Nous savons que, par la qualité comme par le nombre, nos invitées de ce jour constituent, en quelque sorte, les Etats généraux du féminisme qui pense et qui agit et qu’il n’est pour ainsi dire pas une seule de ses conquêtes qui ne soit le résultat de leurs efforts.
En présentant les respectueux hommages de notre Assemblée à votre éminente Présidente, Mme la Marquise d’Aberdeen et Temair, j’ai conscience de rendre hommage en sa personne à l’incarnation la plus haute et la plus représentative d’une cause toute de justice et de bonté.
A notre joie pourtant se mêle un sentiment de confusion qu’ont, deviné déjà, j’en suis sûr, les membres du Conseil national des femmes françaises : celui de reconnaître, en votre présence, que les femmes de chez nous, si dignes pourtant d’être traitées de la façon la plus favorisée, n’ont point encore obtenu, dans les domaines politiques et juridiques, l’égalité complète des droits.
Fervent partisan du suffrage universel – mais universel dans la pleine acception du mot – je ne me ferai pas le défenseur d’un état de choses si contraire à l’équité et au progrès. Et mon désir le plus vif, Mesdames, serait de voir un jour les portes de cette Maison s’ouvrir toutes grandes à des collègues du sexe féminin. Je suis persuadé qu’elles trouveraient dans le domaine édilitaire une ample matière à se dépenser, de la façon la plus utile, au service de la collectivité.
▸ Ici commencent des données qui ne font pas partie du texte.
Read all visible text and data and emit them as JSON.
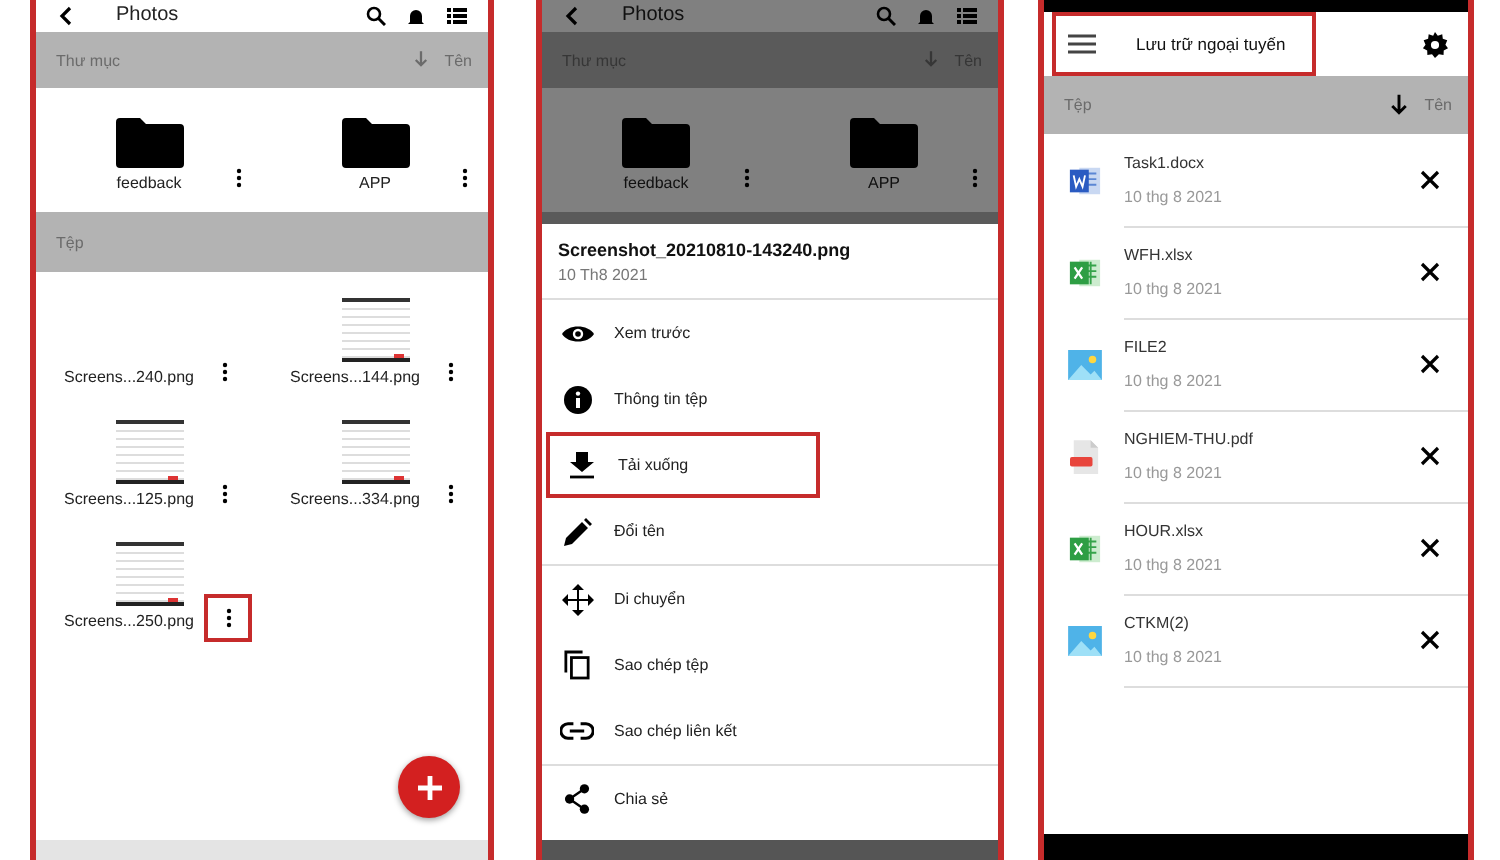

Mais je n’ignore pas, Mesdames, qu’aux revendications de cet ordre ne se bornent pas vos ambitions et vos efforts. Un seul coup d’œil sur les travaux de votre Congrès, sur les objectifs poursuivis, tant en France que dans les autres pays, par vos Conseils nationaux, suffirait à démontrer l’ampleur de votre programme, la diversité des moyens mis en œuvre, la complexité de vos préoccupations.
Vous avez fait vôtre tout ce qui peut contribuer à rendre la vie meilleure pour tous, pour les faibles, les êtres sans défense surtout, tout ce qui peut élever la dignité de l’être humain, tout ce qui peut faire reculer les fléaux et les vices sociaux, tout ce qui peut amener entre les peuples, que tant de barrières séparent, plus de compréhension et d’amour.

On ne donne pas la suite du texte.